Detecting changes to system time in JavaScript

Check in an interval function that the time has not changed too much:

function getTime()  {
  var d = new Date();
  return d.getTime();
}

function checkTime()  {
  if (Math.abs(getTime() - oldtime) > 2000)  {  // Changed by more than 2 seconds?
    alert("You changed the time!");
  }
  oldtime = getTime();
}

var oldtime = getTime();
setInterval(checkTime, 1000);  // Check every second that the time is not off

Tested on Windows with Opera & FF and works flawlessly.


There is no (portable) way to track a variable in JavaScript. Also, date information does not lie in the DOM, so you don't get the possibility of a DOM event being triggered.
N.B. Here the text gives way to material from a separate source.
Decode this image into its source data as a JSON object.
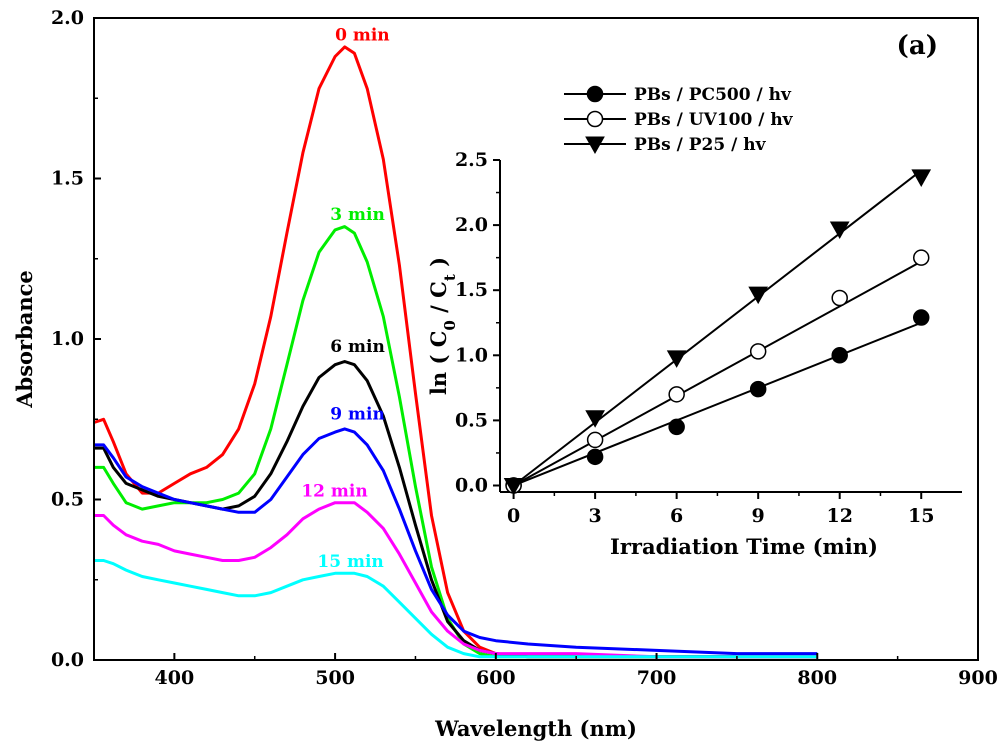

The best you can do is to use setInterval to check periodically (every second?). Example:

function timeChanged(delta) {
  // Whatever
}

setInterval(function timeChecker() {
  var oldTime = timeChecker.oldTime || new Date(),
      newTime = new Date(),
      timeDiff = newTime - oldTime;

  timeChecker.oldTime = newTime;

  if (Math.abs(timeDiff) >= 5000) { // Five second leniency
    timeChanged(timeDiff);
  }
}, 500);

use performance.now() to get duration, which will be independent of system clock

see https://developer.mozilla.org/en-US/docs/Web/API/Performance/now

var t0 = performance.now();
doSomething();
var t1 = performance.now();
console.log("Call to doSomething took " + (t1 - t0) + " milliseconds.");

And then you can compare performance.now() elapsed with Date.now() elapsed to see whether they are diff too much.